The idea of testing isn’t limited to batting positions or team combinations. On October 4, Gill was also named the ODI captain for the Australia tour, replacing Rohit Sharma, while keeping Rohit and Kohli in the squad.

It was a strategic choice: Gambhir is looking to distribute leadership by format and investing in a younger centre of gravity, while seniors become format specialists. In a world where squads are stretched year-round, that is a high-stakes experiment in continuity.

The necessary reality check

One reason the Dr Gambhir theory stays credible is that Gambhir has tried to separate selection from usage. In May 2025, he said he had no role in selection, stressing that players remain as long as they perform. In other words, his biggest influence may be less who gets picked and more how the XI is deployed.

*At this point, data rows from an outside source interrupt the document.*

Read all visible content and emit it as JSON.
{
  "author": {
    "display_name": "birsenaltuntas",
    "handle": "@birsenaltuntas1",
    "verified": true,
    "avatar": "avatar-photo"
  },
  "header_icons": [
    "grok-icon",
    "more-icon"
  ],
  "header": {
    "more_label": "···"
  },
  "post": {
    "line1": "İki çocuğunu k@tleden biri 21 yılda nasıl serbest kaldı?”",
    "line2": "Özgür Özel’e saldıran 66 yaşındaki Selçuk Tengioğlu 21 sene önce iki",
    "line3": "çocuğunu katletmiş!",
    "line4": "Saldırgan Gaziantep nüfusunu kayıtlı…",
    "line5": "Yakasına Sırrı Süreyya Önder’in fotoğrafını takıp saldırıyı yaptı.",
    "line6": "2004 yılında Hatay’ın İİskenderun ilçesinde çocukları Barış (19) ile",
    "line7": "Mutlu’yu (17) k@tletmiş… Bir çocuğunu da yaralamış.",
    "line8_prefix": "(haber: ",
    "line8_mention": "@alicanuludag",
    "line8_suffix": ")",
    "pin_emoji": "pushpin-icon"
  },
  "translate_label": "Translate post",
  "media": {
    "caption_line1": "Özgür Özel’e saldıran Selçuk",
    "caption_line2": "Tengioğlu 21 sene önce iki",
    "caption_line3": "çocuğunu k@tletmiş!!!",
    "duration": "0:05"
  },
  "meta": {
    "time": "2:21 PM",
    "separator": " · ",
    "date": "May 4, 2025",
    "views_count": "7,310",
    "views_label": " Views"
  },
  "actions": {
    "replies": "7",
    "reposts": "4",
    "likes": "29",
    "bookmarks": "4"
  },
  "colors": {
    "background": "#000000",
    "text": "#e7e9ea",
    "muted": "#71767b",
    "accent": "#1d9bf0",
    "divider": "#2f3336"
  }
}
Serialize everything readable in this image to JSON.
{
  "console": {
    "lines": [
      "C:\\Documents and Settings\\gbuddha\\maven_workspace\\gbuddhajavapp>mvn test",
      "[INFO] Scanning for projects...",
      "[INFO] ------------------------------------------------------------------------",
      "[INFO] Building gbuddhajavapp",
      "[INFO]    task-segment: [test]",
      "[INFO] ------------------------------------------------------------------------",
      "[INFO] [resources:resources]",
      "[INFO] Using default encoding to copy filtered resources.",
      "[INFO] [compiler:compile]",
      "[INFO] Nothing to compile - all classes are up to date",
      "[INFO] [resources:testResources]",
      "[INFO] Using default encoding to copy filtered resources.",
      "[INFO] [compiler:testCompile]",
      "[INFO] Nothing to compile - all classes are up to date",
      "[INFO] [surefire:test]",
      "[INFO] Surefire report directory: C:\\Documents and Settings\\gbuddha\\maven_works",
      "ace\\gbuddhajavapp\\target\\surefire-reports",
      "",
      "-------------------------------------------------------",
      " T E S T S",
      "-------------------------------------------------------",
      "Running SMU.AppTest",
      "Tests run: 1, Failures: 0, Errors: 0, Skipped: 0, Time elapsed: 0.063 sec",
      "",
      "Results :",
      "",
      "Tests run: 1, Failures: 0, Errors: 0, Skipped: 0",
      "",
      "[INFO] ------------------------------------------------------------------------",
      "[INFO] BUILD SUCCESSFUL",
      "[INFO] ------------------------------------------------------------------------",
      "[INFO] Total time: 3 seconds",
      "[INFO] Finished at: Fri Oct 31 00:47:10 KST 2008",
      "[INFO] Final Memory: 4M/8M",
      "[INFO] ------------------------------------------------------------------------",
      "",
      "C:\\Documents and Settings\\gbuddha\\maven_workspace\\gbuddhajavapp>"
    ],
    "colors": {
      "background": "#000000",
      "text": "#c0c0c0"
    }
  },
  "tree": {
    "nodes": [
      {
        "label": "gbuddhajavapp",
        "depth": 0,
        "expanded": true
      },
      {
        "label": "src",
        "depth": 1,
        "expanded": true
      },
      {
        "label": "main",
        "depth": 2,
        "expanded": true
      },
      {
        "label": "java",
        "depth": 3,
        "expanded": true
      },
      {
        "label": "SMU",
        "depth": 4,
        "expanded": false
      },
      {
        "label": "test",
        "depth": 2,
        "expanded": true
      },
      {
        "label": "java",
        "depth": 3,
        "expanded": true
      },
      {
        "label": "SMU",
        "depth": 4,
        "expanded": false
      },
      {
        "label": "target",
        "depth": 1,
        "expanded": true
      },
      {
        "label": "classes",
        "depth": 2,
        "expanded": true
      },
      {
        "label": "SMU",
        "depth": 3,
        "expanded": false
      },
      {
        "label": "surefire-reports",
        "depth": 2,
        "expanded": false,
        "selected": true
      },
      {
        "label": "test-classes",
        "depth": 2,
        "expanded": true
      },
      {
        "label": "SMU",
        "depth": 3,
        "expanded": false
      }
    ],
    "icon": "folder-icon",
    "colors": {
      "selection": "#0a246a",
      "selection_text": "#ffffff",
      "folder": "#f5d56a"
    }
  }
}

But laboratories have hazards. If every player becomes a movable piece, players can stop owing roles – and role ownership is a quiet currency in international cricket. The best version of this approach creates a squad that can absorb injuries, counter match-ups, and stay ahead of trends. The worst version creates uncertainty dressed up as flexibility.

So the sharper way to frame Gambhir’s thinking may be structured volatility. However, a lot of this project depends on the coming months on how India performs in the bigger stages and if they are able to justify Gambhir’s experimentations.